Contoh jawaban berkualitas tinggi
Saya akan memulai dengan iframe anonim yang hanya menampilkan elemen antarmuka untuk masuk. Setelah pengguna mengklik, iframe meminta akses penyimpanan dan menangani penolakan secara eksplisit. Halaman penyemat mengirimkan daftar izin Permissions-Policy yang sempit untuk origin identitas. Jika peramban memerlukan interaksi first-party, saya mengalihkan ke situs identitas, membuat sesinya di sana, dan mengembalikan hasil yang terikat pada origin tanpa menyertakan bearer token di dalam URL.
Setelah izin diberikan, iframe membaca sesi first-party, tetapi pemeriksaan origin, perlindungan CSRF, otorisasi, dan keluar tetap berlaku. Jika akses ditolak, produk menggunakan masuk berbasis pengalihan atau tampilan keluar dan tidak pernah mengulang prompt izin. Saya mengukur izin yang diberikan, penolakan, penyelesaian pengalihan, dan kegagalan berdasarkan peramban dan origin, sambil tetap menjaga fungsionalitas fallback.
Kesalahan umum
- Kesalahan: Memanggil API saat halaman dimuat → Penyebab kegagalan: peramban memerlukan niat pengguna dan pengguna tidak dapat memahami prompt yang muncul tiba-tiba → Solusi: minta izin hanya setelah aktivasi yang disertai penjelasan.
- Kesalahan: Menganggap keberhasilan sebagai izin cookie global → Penyebab kegagalan: akses dibatasi pada cakupan tertentu serta bergantung pada kebijakan dan peramban → Solusi: periksa promise untuk setiap konteks yang disematkan.
- Kesalahan: Mengizinkan setiap origin di dalam
Permissions-Policy→ Penyebab kegagalan: ini memperluas permukaan pelacakan dan akses data → Solusi: masukkan origin identitas ke daftar izin hanya pada rute tertentu. - Kesalahan: Menaruh token sesi di dalam URL pengalihan → Penyebab kegagalan: URL bocor melalui riwayat penelusuran, log, dan referrer → Solusi: gunakan hasil berumur pendek, sekali pakai, dan terikat pada origin.
- Kesalahan: Mengulang-ulang prompt setelah penolakan → Penyebab kegagalan: ini menciptakan pengalaman yang menjengkelkan bagi pengguna dan tetap tidak dapat memaksa pemberian izin → Solusi: beralih ke pengalihan atau fallback tampilan keluar.
Pertanyaan lanjutan dan tanggapan
Bisakah cookie terpartisi menggantikan Storage Access API?

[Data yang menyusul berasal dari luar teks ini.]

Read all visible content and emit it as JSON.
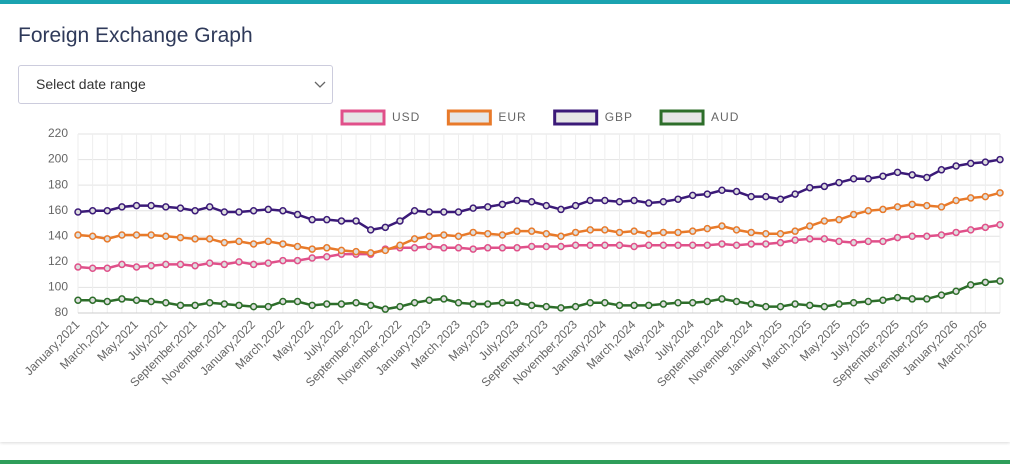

Cookie terpartisi dapat mendukung sesi bootstrap khusus untuk sematan, tetapi tidak memberikan kontinuitas lintas-situs yang sama seperti sesi first-party tanpa partisi. Pilih status terpartisi jika isolasi dapat diterima; gunakan login berbasis pengalihan jika kontinuitas itu penting dan permintaan akses tidak diinginkan.
Bagaimana jika iframe berada dalam sandbox?

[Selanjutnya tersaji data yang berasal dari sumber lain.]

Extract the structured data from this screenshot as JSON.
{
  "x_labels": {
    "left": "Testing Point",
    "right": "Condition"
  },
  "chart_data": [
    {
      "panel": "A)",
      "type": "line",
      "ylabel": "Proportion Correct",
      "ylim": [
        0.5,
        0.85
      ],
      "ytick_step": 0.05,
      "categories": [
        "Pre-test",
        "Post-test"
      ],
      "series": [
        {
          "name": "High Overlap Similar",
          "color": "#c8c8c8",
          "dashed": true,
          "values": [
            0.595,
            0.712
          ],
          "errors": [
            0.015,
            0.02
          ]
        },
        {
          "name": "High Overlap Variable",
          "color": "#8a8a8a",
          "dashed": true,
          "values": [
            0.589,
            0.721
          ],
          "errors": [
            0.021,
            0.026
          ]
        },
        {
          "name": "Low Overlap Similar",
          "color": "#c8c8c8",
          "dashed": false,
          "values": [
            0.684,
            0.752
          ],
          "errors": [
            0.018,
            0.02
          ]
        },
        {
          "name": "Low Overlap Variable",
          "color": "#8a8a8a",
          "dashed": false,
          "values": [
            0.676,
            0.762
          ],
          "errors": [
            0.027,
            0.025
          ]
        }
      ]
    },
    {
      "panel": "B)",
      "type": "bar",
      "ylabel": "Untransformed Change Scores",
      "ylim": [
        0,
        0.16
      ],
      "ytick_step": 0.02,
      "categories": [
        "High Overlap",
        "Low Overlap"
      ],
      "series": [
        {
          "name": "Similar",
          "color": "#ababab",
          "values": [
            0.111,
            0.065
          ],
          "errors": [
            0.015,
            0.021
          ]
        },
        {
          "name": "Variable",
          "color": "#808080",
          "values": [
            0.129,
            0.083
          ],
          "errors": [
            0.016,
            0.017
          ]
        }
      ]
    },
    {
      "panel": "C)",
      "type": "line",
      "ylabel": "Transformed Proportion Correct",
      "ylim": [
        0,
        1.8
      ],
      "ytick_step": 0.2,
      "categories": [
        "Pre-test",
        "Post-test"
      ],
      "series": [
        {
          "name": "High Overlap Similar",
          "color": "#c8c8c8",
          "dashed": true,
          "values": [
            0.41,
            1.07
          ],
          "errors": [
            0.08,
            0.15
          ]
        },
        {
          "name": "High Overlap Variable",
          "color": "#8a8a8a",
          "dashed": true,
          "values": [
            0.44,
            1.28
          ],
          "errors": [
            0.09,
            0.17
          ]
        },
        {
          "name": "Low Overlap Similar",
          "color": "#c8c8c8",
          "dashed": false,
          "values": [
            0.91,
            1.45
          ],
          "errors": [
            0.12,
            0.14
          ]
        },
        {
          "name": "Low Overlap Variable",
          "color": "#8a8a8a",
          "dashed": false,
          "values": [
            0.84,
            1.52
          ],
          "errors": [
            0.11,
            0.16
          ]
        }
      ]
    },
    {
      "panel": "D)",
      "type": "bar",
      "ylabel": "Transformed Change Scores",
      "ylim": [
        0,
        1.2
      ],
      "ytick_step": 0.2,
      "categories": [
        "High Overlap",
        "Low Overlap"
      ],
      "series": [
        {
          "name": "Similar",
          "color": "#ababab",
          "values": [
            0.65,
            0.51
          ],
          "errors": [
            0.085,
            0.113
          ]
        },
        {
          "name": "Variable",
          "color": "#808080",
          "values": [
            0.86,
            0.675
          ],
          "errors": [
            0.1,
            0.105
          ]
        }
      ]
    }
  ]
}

Pastikan sandbox mempertahankan origin dan kapabilitas yang diperlukan oleh alur kerja tersebut. Jika sandbox membuat origin menjadi buram atau memblokir API, tutup demi keamanan (fail closed) dan gunakan pengalihan first-party. Jangan melemahkan sandbox secara global hanya untuk membuat satu sematan berfungsi.

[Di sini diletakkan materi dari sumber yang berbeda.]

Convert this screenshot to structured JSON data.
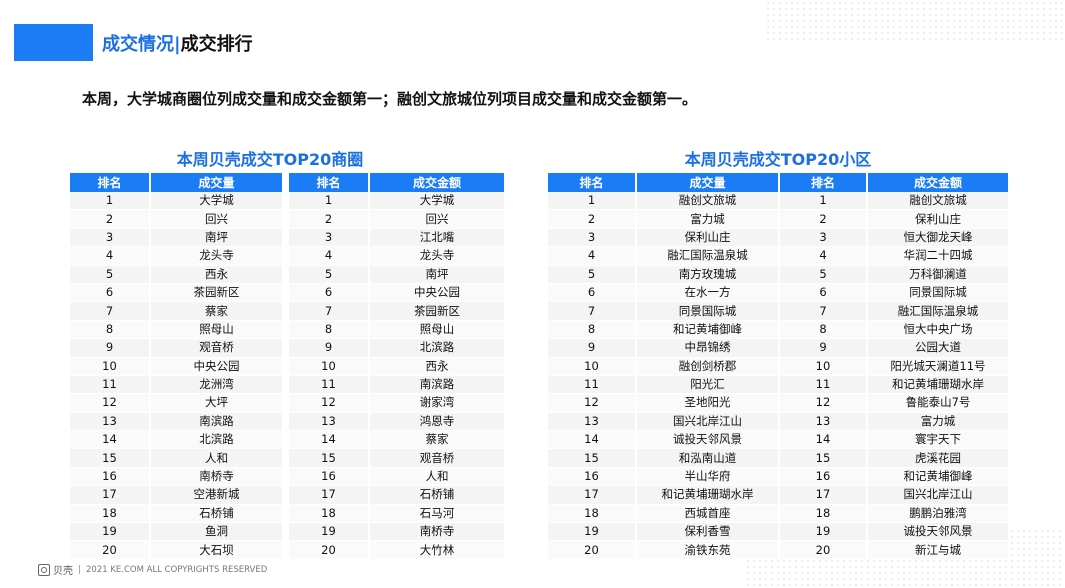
{
  "header": {
    "title_main": "成交情况",
    "separator": "|",
    "title_sub": "成交排行"
  },
  "summary": "本周，大学城商圈位列成交量和成交金额第一；融创文旅城位列项目成交量和成交金额第一。",
  "left_section": {
    "title": "本周贝壳成交TOP20商圈",
    "table_volume": {
      "headers": [
        "排名",
        "成交量"
      ],
      "rows": [
        [
          "1",
          "大学城"
        ],
        [
          "2",
          "回兴"
        ],
        [
          "3",
          "南坪"
        ],
        [
          "4",
          "龙头寺"
        ],
        [
          "5",
          "西永"
        ],
        [
          "6",
          "茶园新区"
        ],
        [
          "7",
          "蔡家"
        ],
        [
          "8",
          "照母山"
        ],
        [
          "9",
          "观音桥"
        ],
        [
          "10",
          "中央公园"
        ],
        [
          "11",
          "龙洲湾"
        ],
        [
          "12",
          "大坪"
        ],
        [
          "13",
          "南滨路"
        ],
        [
          "14",
          "北滨路"
        ],
        [
          "15",
          "人和"
        ],
        [
          "16",
          "南桥寺"
        ],
        [
          "17",
          "空港新城"
        ],
        [
          "18",
          "石桥铺"
        ],
        [
          "19",
          "鱼洞"
        ],
        [
          "20",
          "大石坝"
        ]
      ]
    },
    "table_amount": {
      "headers": [
        "排名",
        "成交金额"
      ],
      "rows": [
        [
          "1",
          "大学城"
        ],
        [
          "2",
          "回兴"
        ],
        [
          "3",
          "江北嘴"
        ],
        [
          "4",
          "龙头寺"
        ],
        [
          "5",
          "南坪"
        ],
        [
          "6",
          "中央公园"
        ],
        [
          "7",
          "茶园新区"
        ],
        [
          "8",
          "照母山"
        ],
        [
          "9",
          "北滨路"
        ],
        [
          "10",
          "西永"
        ],
        [
          "11",
          "南滨路"
        ],
        [
          "12",
          "谢家湾"
        ],
        [
          "13",
          "鸿恩寺"
        ],
        [
          "14",
          "蔡家"
        ],
        [
          "15",
          "观音桥"
        ],
        [
          "16",
          "人和"
        ],
        [
          "17",
          "石桥铺"
        ],
        [
          "18",
          "石马河"
        ],
        [
          "19",
          "南桥寺"
        ],
        [
          "20",
          "大竹林"
        ]
      ]
    }
  },
  "right_section": {
    "title": "本周贝壳成交TOP20小区",
    "table": {
      "headers": [
        "排名",
        "成交量",
        "排名",
        "成交金额"
      ],
      "rows": [
        [
          "1",
          "融创文旅城",
          "1",
          "融创文旅城"
        ],
        [
          "2",
          "富力城",
          "2",
          "保利山庄"
        ],
        [
          "3",
          "保利山庄",
          "3",
          "恒大御龙天峰"
        ],
        [
          "4",
          "融汇国际温泉城",
          "4",
          "华润二十四城"
        ],
        [
          "5",
          "南方玫瑰城",
          "5",
          "万科御澜道"
        ],
        [
          "6",
          "在水一方",
          "6",
          "同景国际城"
        ],
        [
          "7",
          "同景国际城",
          "7",
          "融汇国际温泉城"
        ],
        [
          "8",
          "和记黄埔御峰",
          "8",
          "恒大中央广场"
        ],
        [
          "9",
          "中昂锦绣",
          "9",
          "公园大道"
        ],
        [
          "10",
          "融创剑桥郡",
          "10",
          "阳光城天澜道11号"
        ],
        [
          "11",
          "阳光汇",
          "11",
          "和记黄埔珊瑚水岸"
        ],
        [
          "12",
          "圣地阳光",
          "12",
          "鲁能泰山7号"
        ],
        [
          "13",
          "国兴北岸江山",
          "13",
          "富力城"
        ],
        [
          "14",
          "诚投天邻风景",
          "14",
          "寰宇天下"
        ],
        [
          "15",
          "和泓南山道",
          "15",
          "虎溪花园"
        ],
        [
          "16",
          "半山华府",
          "16",
          "和记黄埔御峰"
        ],
        [
          "17",
          "和记黄埔珊瑚水岸",
          "17",
          "国兴北岸江山"
        ],
        [
          "18",
          "西城首座",
          "18",
          "鹏鹏泊雅湾"
        ],
        [
          "19",
          "保利香雪",
          "19",
          "诚投天邻风景"
        ],
        [
          "20",
          "渝铁东苑",
          "20",
          "新江与城"
        ]
      ]
    }
  },
  "footer": {
    "logo_text": "贝壳",
    "copyright": "2021 KE.COM ALL COPYRIGHTS  RESERVED"
  }
}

Apakah akses penyimpanan yang telah diberikan menghilangkan risiko CSRF?
Tidak. Iframe dapat mengirim cookie setelah akses diberikan, sehingga endpoint yang mengubah status tetap memerlukan pertahanan CSRF, validasi origin, pengaturan cookie SameSite jika berlaku, dan otorisasi. Izin penyimpanan hanya mengubah aksesibilitas, bukan niat permintaan.